Este mensaje fue transmitido durante un encuentro clave del Movimiento Derecho al Futuro (MDF) en La Plata, donde figuras como Carlos Bianco y Andrés “Cuervo” Larroque, pilares de la construcción política del Gobernador, delinearon los pasos a seguir. Kicillof busca una segunda etapa de armado nacional, exigiendo a toda la dirigencia del MDF que trabaje en esta expansión, fortaleciendo el esquema bonaerense y llevándolo al resto de las provincias.
Sin embargo, la ruta de Kicillof no está exenta de obstáculos. A pesar de ser considerado uno de los precandidatos mejor posicionados, enfrenta una fuerte resistencia dentro de amplios sectores del peronismo, incluyendo al cristinismo, el massismo y el PJ Federal. Ante esta situación, el Gobernador ha optado por jugar sus propias cartas, sin buscar consensos con otras facciones del partido, y aceptando la posibilidad de legitimar su candidatura a través de unas PASO. Esta postura desafía a otros sectores del peronismo a definir sus propios caminos, generando un complejo ajedrez interno.
La necesidad de construir un esquema federal es el gran desafío, dado que el peso político de Kicillof se concentra fuertemente en Buenos Aires.
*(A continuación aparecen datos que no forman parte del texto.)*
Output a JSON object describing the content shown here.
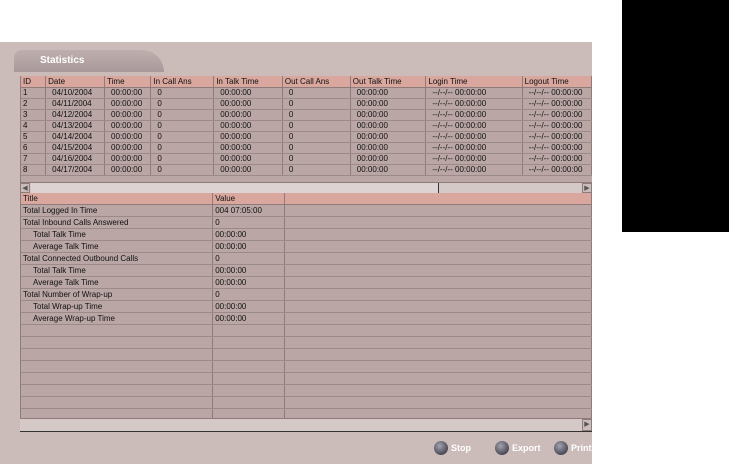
{
  "window": {
    "tab_title": "Statistics"
  },
  "daily_table": {
    "columns": [
      "ID",
      "Date",
      "Time",
      "In Call Ans",
      "In Talk Time",
      "Out Call Ans",
      "Out Talk Time",
      "Login Time",
      "Logout Time"
    ],
    "rows": [
      [
        "1",
        "04/10/2004",
        "00:00:00",
        "0",
        "00:00:00",
        "0",
        "00:00:00",
        "--/--/-- 00:00:00",
        "--/--/-- 00:00:00"
      ],
      [
        "2",
        "04/11/2004",
        "00:00:00",
        "0",
        "00:00:00",
        "0",
        "00:00:00",
        "--/--/-- 00:00:00",
        "--/--/-- 00:00:00"
      ],
      [
        "3",
        "04/12/2004",
        "00:00:00",
        "0",
        "00:00:00",
        "0",
        "00:00:00",
        "--/--/-- 00:00:00",
        "--/--/-- 00:00:00"
      ],
      [
        "4",
        "04/13/2004",
        "00:00:00",
        "0",
        "00:00:00",
        "0",
        "00:00:00",
        "--/--/-- 00:00:00",
        "--/--/-- 00:00:00"
      ],
      [
        "5",
        "04/14/2004",
        "00:00:00",
        "0",
        "00:00:00",
        "0",
        "00:00:00",
        "--/--/-- 00:00:00",
        "--/--/-- 00:00:00"
      ],
      [
        "6",
        "04/15/2004",
        "00:00:00",
        "0",
        "00:00:00",
        "0",
        "00:00:00",
        "--/--/-- 00:00:00",
        "--/--/-- 00:00:00"
      ],
      [
        "7",
        "04/16/2004",
        "00:00:00",
        "0",
        "00:00:00",
        "0",
        "00:00:00",
        "--/--/-- 00:00:00",
        "--/--/-- 00:00:00"
      ],
      [
        "8",
        "04/17/2004",
        "00:00:00",
        "0",
        "00:00:00",
        "0",
        "00:00:00",
        "--/--/-- 00:00:00",
        "--/--/-- 00:00:00"
      ]
    ]
  },
  "summary_table": {
    "columns": [
      "Title",
      "Value"
    ],
    "rows": [
      {
        "title": "Total Logged In Time",
        "value": "004 07:05:00",
        "indent": false
      },
      {
        "title": "Total Inbound Calls Answered",
        "value": "0",
        "indent": false
      },
      {
        "title": "Total Talk Time",
        "value": "00:00:00",
        "indent": true
      },
      {
        "title": "Average Talk Time",
        "value": "00:00:00",
        "indent": true
      },
      {
        "title": "Total Connected Outbound Calls",
        "value": "0",
        "indent": false
      },
      {
        "title": "Total Talk Time",
        "value": "00:00:00",
        "indent": true
      },
      {
        "title": "Average Talk Time",
        "value": "00:00:00",
        "indent": true
      },
      {
        "title": "Total Number of Wrap-up",
        "value": "0",
        "indent": false
      },
      {
        "title": "Total Wrap-up Time",
        "value": "00:00:00",
        "indent": true
      },
      {
        "title": "Average Wrap-up Time",
        "value": "00:00:00",
        "indent": true
      }
    ],
    "empty_rows": 9
  },
  "buttons": {
    "stop": "Stop",
    "export": "Export",
    "print": "Print"
  }
}
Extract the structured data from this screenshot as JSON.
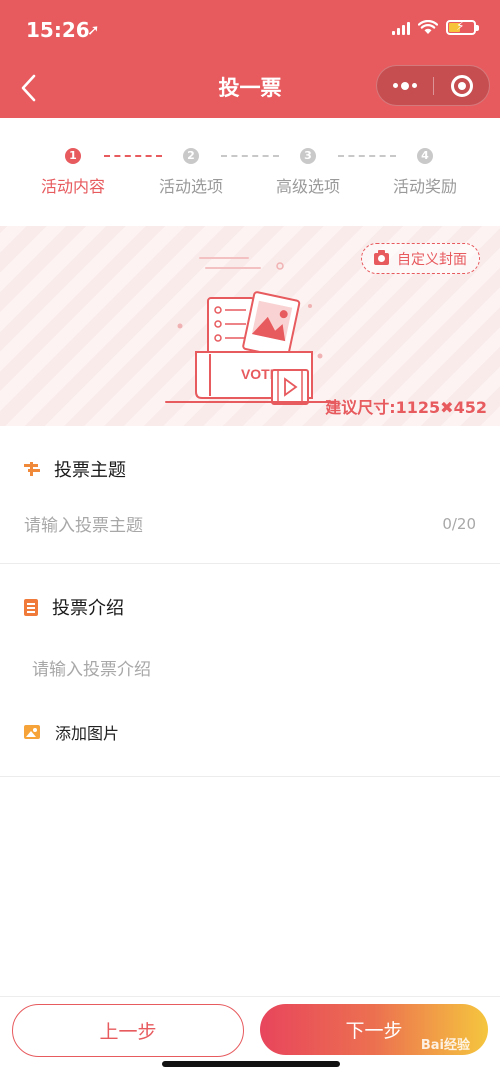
{
  "status_bar": {
    "time": "15:26",
    "location_glyph": "➚",
    "battery_fraction": 0.45
  },
  "nav": {
    "back_icon": "chevron-left-icon",
    "title": "投一票",
    "more_icon": "more-dots-icon",
    "close_icon": "target-close-icon"
  },
  "steps": [
    {
      "number": "1",
      "label": "活动内容",
      "active": true
    },
    {
      "number": "2",
      "label": "活动选项",
      "active": false
    },
    {
      "number": "3",
      "label": "高级选项",
      "active": false
    },
    {
      "number": "4",
      "label": "活动奖励",
      "active": false
    }
  ],
  "banner": {
    "custom_cover_label": "自定义封面",
    "size_hint": "建议尺寸:1125✖452",
    "illustration_text": "VOTE"
  },
  "topic_section": {
    "title": "投票主题",
    "placeholder": "请输入投票主题",
    "counter": "0/20"
  },
  "intro_section": {
    "title": "投票介绍",
    "placeholder": "请输入投票介绍"
  },
  "add_picture": {
    "label": "添加图片"
  },
  "footer": {
    "prev_label": "上一步",
    "next_label": "下一步",
    "watermark": "Bai经验"
  },
  "colors": {
    "accent": "#e75a5e",
    "gradient_start": "#e8455c",
    "gradient_end": "#f5c63e",
    "icon_orange": "#f08a3a"
  }
}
Ministros e intendentes cercanos al Gobernador, como Jorge Ferraresi, Mario Secco, Alberto Descalzo, Gabriel Katopodis y Julio Alak, están trabajando activamente en esta expansión federal. Se espera que el segundo semestre del año sea crucial para consolidar este armado en el interior del país, donde el peronismo en general suele tener mayores dificultades para ser competitivo.
Mientras tanto, Kicillof busca evitar una reedición del Frente de Todos, apostando por dar las discusiones internas dentro del propio espacio, previendo que estas instancias se darán recién el próximo año, en la antesala electoral. La estrategia también incluye evitar confrontaciones directas con los dirigentes cercanos a Cristina Kirchner, priorizando la acumulación de dirigencia para dar volumen a la propuesta electoral y asegurar una fuerte presencia en todas las provincias.